AR variants introduce observable error accumulation; although suppressed by the hierarchical framework and correctable by local relaxation, it suggests that error control remains a concern for even longer trajectories.
DD-13M is generated by metadynamics; the task is essentially "path replication" and does not necessarily represent true thermodynamic/dynamic behavior. Success rate metrics should be interpreted in this context.
Evaluation was mainly performed on systems with protein sequences ≤800 and ligands ≤100 heavy atoms; scalability for larger systems has not been fully verified.

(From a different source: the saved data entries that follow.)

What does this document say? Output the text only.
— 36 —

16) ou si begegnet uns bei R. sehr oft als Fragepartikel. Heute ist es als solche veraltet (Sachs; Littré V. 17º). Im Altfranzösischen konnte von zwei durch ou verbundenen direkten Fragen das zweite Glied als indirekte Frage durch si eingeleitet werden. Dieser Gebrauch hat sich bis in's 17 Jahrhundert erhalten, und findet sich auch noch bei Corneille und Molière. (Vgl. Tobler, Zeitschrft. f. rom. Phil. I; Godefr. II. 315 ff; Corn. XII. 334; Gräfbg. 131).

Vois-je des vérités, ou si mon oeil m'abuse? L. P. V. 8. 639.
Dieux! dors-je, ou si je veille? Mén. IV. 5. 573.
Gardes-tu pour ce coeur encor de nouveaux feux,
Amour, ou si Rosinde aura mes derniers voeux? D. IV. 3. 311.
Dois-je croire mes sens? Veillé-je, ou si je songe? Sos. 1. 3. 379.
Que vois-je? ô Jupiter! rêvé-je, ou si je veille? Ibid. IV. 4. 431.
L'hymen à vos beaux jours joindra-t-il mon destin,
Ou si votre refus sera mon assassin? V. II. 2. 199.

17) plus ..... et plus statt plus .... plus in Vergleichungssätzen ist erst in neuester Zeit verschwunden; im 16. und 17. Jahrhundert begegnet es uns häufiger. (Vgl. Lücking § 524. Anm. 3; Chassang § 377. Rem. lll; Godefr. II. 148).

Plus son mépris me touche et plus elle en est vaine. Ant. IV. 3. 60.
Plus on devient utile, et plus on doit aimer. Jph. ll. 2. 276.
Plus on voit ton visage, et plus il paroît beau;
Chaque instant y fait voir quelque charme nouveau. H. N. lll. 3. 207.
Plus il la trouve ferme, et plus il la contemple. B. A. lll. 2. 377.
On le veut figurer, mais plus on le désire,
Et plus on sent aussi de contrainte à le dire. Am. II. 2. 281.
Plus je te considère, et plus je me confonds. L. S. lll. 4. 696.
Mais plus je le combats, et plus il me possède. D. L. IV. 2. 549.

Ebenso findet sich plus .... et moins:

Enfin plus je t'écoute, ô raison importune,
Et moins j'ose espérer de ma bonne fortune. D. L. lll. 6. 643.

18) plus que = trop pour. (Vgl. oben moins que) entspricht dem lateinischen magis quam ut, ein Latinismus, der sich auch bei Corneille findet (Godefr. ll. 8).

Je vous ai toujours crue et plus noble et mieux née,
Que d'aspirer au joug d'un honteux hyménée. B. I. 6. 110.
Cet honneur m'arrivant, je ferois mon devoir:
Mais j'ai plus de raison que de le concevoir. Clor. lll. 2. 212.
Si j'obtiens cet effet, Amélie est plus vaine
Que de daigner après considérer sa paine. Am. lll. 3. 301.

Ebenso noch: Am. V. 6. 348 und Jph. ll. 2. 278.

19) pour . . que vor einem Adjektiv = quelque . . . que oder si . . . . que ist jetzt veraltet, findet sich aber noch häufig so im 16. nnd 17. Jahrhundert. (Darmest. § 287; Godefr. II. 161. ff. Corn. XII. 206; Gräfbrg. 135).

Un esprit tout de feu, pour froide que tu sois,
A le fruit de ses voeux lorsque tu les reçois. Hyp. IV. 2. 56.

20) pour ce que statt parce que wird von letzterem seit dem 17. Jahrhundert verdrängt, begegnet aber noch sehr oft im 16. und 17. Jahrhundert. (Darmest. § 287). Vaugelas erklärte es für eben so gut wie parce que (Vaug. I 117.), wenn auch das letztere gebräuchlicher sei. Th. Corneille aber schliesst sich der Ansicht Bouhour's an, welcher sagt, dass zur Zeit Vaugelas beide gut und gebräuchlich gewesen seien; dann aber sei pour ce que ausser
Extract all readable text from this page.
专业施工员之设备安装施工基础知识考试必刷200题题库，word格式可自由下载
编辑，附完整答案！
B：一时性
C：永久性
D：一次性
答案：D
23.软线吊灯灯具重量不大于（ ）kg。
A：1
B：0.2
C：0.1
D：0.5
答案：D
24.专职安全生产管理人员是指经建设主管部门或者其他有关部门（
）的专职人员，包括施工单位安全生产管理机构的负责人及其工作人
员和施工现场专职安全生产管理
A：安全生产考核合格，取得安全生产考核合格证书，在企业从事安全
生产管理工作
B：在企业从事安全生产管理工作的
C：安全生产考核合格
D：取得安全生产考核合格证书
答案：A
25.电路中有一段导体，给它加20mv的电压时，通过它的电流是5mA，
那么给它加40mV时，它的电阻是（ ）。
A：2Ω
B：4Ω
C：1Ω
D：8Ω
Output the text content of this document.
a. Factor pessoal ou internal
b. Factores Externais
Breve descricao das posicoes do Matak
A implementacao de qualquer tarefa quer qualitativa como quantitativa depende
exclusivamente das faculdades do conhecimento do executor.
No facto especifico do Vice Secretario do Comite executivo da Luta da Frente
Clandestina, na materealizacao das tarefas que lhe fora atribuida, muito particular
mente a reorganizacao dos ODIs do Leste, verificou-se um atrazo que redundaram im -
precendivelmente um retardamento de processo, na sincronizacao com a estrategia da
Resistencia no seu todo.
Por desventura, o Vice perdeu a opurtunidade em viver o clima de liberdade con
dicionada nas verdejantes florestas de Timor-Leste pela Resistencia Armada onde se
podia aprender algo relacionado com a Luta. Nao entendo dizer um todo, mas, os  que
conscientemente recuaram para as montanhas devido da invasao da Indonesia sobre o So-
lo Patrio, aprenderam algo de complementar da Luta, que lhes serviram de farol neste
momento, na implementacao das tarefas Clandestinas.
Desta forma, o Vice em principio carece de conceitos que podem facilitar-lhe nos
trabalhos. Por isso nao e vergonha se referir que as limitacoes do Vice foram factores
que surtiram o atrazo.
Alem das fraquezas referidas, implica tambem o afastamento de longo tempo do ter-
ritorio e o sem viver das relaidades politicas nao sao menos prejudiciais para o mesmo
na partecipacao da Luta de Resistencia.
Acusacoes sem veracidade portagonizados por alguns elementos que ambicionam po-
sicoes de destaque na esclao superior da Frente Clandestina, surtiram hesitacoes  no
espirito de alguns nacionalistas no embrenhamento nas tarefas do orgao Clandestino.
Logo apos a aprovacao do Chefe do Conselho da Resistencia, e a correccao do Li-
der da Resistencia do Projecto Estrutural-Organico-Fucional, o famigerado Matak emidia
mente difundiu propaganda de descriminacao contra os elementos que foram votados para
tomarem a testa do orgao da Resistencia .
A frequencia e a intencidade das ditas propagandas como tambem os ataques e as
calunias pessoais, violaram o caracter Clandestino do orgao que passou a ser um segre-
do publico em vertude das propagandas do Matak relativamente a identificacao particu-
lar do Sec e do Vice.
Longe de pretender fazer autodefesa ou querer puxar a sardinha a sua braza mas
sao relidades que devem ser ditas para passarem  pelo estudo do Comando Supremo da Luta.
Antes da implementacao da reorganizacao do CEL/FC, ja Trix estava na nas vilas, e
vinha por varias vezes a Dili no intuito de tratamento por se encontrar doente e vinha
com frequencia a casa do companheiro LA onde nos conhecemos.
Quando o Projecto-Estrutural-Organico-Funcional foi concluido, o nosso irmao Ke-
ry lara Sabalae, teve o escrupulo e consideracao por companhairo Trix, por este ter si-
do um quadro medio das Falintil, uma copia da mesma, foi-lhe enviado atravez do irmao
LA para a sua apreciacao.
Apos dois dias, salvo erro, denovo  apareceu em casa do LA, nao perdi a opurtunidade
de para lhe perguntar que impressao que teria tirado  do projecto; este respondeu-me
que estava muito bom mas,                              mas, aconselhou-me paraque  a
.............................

vs Conformational Ensemble/Binding Pose Generation (BioEmu, DynamicBind, DynamicFlow): These learn equilibrium distributions or recover poses and are essentially "time-independent"—they can sample conformations but do not provide dynamical channels between them. BioMD generates time-ordered trajectories, filling in this time axis.
vs Trajectory Learning Methods (MDGen, ConfRover, EquiJump): These mostly focus on protein monomer dynamics. BioMD uses all-atom modeling to handle both protein and small molecule ligands, comprehensively outperforming MDGen under the ATLAS setting.
vs NeuralMD: NeuralMD treats the protein receptor as static; BioMD allows both protein and ligand to evolve together, thus providing protein RMSF correlations (which are nearly zero for other methods).

Rating¶

Novelty: ⭐⭐⭐⭐⭐ First all-atom generative MD for protein-ligands, with a solid combination of hierarchical flow matching and noise-as-masking.
Experimental Thoroughness: ⭐⭐⭐⭐⭐ Evaluation across three major datasets, covering physical stability, flexibility, paths, efficiency, and discovery of new paths.
Writing Quality: ⭐⭐⭐⭐ Clear structure, coherent logic in motivation and methods; some hyperparameter choices (like \(k=10\)) rely on appendix ablations.
Value: ⭐⭐⭐⭐⭐ Compressing hour-level MD to seconds and enabling the exploration of dissociation channels has direct practical value for drug discovery.